Tu sei prima di tutto uno dei Nati Per Leggere perché per fare il mondo ci vuole un libro, per fare un libro ci vuole la vita di chi lo ha scritto, per fare la vita ci vogliono pagine di carta stese al sole come il bucato che profuma d’inchiostro.

Tu sei prima di tutto una storia, una storia di carta, fin dal tempo in cui eri nel grembo di tua mamma, fin dai tempi in cui la mano di Dio ne scrisse una fatta su misura per te, attraverso quel rintocco riconoscibile soltanto sotto le sembianze di un atto d’amore.

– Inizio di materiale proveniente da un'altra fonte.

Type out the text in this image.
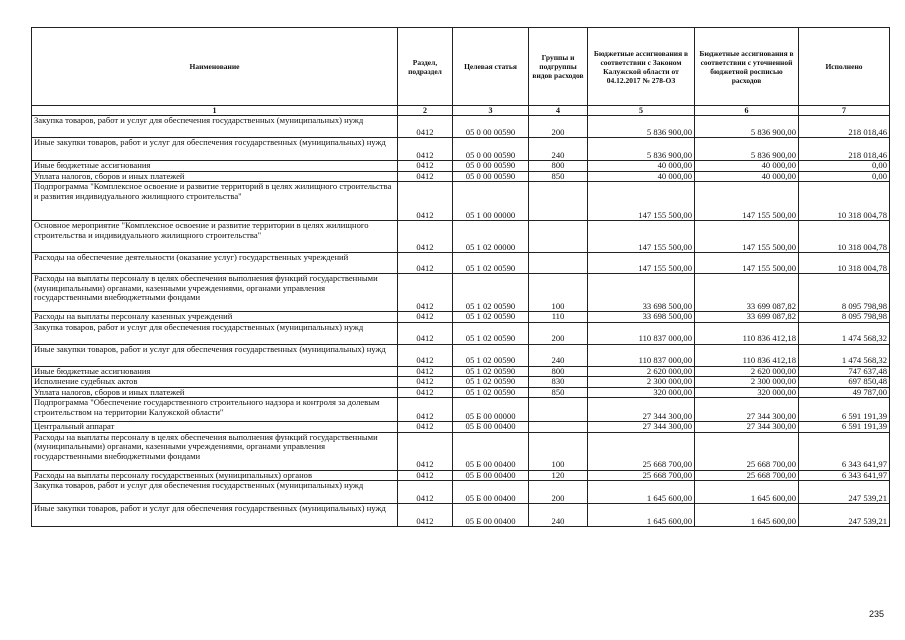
Наименование	Раздел, подраздел	Целевая статья	Группы и подгруппы видов расходов	Бюджетные ассигнования в соответствии с Законом Калужской области от 04.12.2017 № 278-ОЗ	Бюджетные ассигнования в соответствии с уточненной бюджетной росписью расходов	Исполнено
1	2	3	4	5	6	7
Закупка товаров, работ и услуг для обеспечения государственных (муниципальных) нужд	0412	05 0 00 00590	200	5 836 900,00	5 836 900,00	218 018,46
Иные закупки товаров, работ и услуг для обеспечения государственных (муниципальных) нужд	0412	05 0 00 00590	240	5 836 900,00	5 836 900,00	218 018,46
Иные бюджетные ассигнования	0412	05 0 00 00590	800	40 000,00	40 000,00	0,00
Уплата налогов, сборов и иных платежей	0412	05 0 00 00590	850	40 000,00	40 000,00	0,00
Подпрограмма "Комплексное освоение и развитие территорий в целях жилищного строительства и развития индивидуального жилищного строительства"	0412	05 1 00 00000		147 155 500,00	147 155 500,00	10 318 004,78
Основное мероприятие "Комплексное освоение и развитие территории в целях жилищного строительства и индивидуального жилищного строительства"	0412	05 1 02 00000		147 155 500,00	147 155 500,00	10 318 004,78
Расходы на обеспечение деятельности (оказание услуг) государственных учреждений	0412	05 1 02 00590		147 155 500,00	147 155 500,00	10 318 004,78
Расходы на выплаты персоналу в целях обеспечения выполнения функций государственными (муниципальными) органами, казенными учреждениями, органами управления государственными внебюджетными фондами	0412	05 1 02 00590	100	33 698 500,00	33 699 087,82	8 095 798,98
Расходы на выплаты персоналу казенных учреждений	0412	05 1 02 00590	110	33 698 500,00	33 699 087,82	8 095 798,98
Закупка товаров, работ и услуг для обеспечения государственных (муниципальных) нужд	0412	05 1 02 00590	200	110 837 000,00	110 836 412,18	1 474 568,32
Иные закупки товаров, работ и услуг для обеспечения государственных (муниципальных) нужд	0412	05 1 02 00590	240	110 837 000,00	110 836 412,18	1 474 568,32
Иные бюджетные ассигнования	0412	05 1 02 00590	800	2 620 000,00	2 620 000,00	747 637,48
Исполнение судебных актов	0412	05 1 02 00590	830	2 300 000,00	2 300 000,00	697 850,48
Уплата налогов, сборов и иных платежей	0412	05 1 02 00590	850	320 000,00	320 000,00	49 787,00
Подпрограмма "Обеспечение государственного строительного надзора и контроля за долевым строительством на территории Калужской области"	0412	05 Б 00 00000		27 344 300,00	27 344 300,00	6 591 191,39
Центральный аппарат	0412	05 Б 00 00400		27 344 300,00	27 344 300,00	6 591 191,39
Расходы на выплаты персоналу в целях обеспечения выполнения функций государственными (муниципальными) органами, казенными учреждениями, органами управления государственными внебюджетными фондами	0412	05 Б 00 00400	100	25 668 700,00	25 668 700,00	6 343 641,97
Расходы на выплаты персоналу государственных (муниципальных) органов	0412	05 Б 00 00400	120	25 668 700,00	25 668 700,00	6 343 641,97
Закупка товаров, работ и услуг для обеспечения государственных (муниципальных) нужд	0412	05 Б 00 00400	200	1 645 600,00	1 645 600,00	247 539,21
Иные закупки товаров, работ и услуг для обеспечения государственных (муниципальных) нужд	0412	05 Б 00 00400	240	1 645 600,00	1 645 600,00	247 539,21
235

Tu sei prima di tutto il coraggio di liberarti dalle ossessioni tecnologiche di noi adulti che abbiamo spodestato l’immaginazione per rinchiuderci nelle celle di schermi piatti. Tu sei prima di tutto la generosità di questi volontari, oggi cantastorie per accompagnarti in un viaggio che ci rende tutti sostanza della nostra comune esistenza.

Tu sei prima di tutto ciò che non sono stati i bambini della mia generazione a cui non raccontarono che il mondo dell’infanzia senza gli educatori è come una fiaba senza incantesimi e fate dorate.
L’ho capito da grande quando mi sono innamorato di un’educatrice che, in una notte di Natale, mi fece papà per un giorno portando tra noi due un fratellino e una sorellina di una casa famiglia, specchio riflesso sui passi del nostro amore e dei genitori che saremmo diventati.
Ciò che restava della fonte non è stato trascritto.